Sunday, September 16, 2007

Asparagus Salad

I loved the Goat Cheese bites, definitely a salad that fills you up!-Stephanie

Ingredients:
9 Pieces of Asparagus
5 Oz Balsamic Vinegar
5 oz Honey

PROCEDURE
1. Steam asparagus for 5-10 min then put in ICE water to STOP cooking process
2. Mix HONEY and balsamic together to make marinade
3. Add Asparagus to marinade and let it soak for at least 3 hours
4. After marinating, take asparagus out and put marinade into small sauce pot and cook on medium until it becomes a syrup consistency for Balsalmic Glaze

Cucumber Salsa
2 oz seedles cucumbers, quartered then sliced
2 oz Grape Tomatoes, quartered
1 oz Red onions minced
4 med Basil leaves sliced
1/2 oz Green Onions sliced thin
1/2 t.
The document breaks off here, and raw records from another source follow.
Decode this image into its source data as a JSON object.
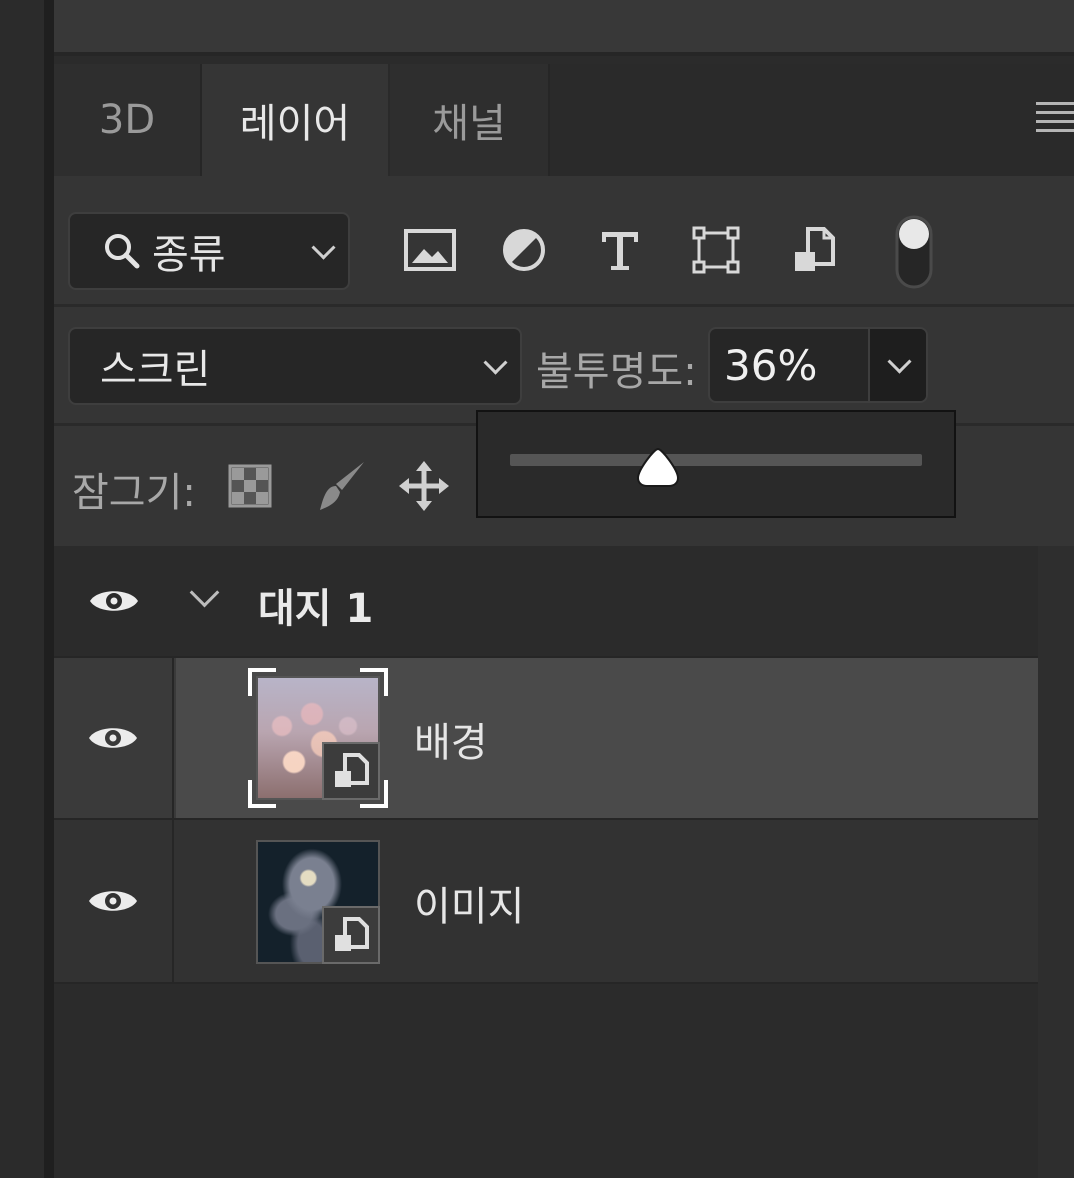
{
  "tabs": [
    {
      "label": "3D"
    },
    {
      "label": "레이어"
    },
    {
      "label": "채널"
    }
  ],
  "filter": {
    "kind_label": "종류",
    "icons": [
      "image-icon",
      "adjustment-icon",
      "type-icon",
      "shape-icon",
      "smart-object-icon",
      "filter-toggle-icon"
    ]
  },
  "blend": {
    "mode": "스크린",
    "opacity_label": "불투명도:",
    "opacity_value": "36%",
    "opacity_level": 0.36
  },
  "lock": {
    "label": "잠그기:",
    "icons": [
      "lock-transparent-pixels-icon",
      "lock-image-pixels-icon",
      "lock-position-icon"
    ]
  },
  "layers": {
    "group": {
      "name": "대지 1"
    },
    "items": [
      {
        "name": "배경",
        "selected": true
      },
      {
        "name": "이미지",
        "selected": false
      }
    ]
  },
  "colors": {
    "panel_bg": "#353535",
    "selected_row": "#4a4a4a",
    "field_bg": "#262626"
  }
}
Jalapenos minced
1 t. Lime juice
1 t. Balsamic Glaze
TT Salt and pepper

Mix all ingredients together

GOAT CHEESE BITES
(For asparagus salad)

12 oz Goat Cheese (Chevre)
4 oz Cream Cheese
TT Salt and pepper

Mix all ingredients together until a smooth consistency
Using a 1 oz ice cream scoop - scoop out balls and put on a half sheet tray and freeze over night

BREADING FOR GOAT CHEESE BITES

10 oz Flour
5 Eggs whipped together
10 oz. Panko

1. Put each ingredient in separate casserole dishes
2. Take Frozen goat cheese ball, flour it, then dip into egg wash making sure it sticks, then bread it in panko
3. Cook at 350 degrees until golden brown

1 comment:

DLS Designs said...

Sounds delicious! I can't wait to try it.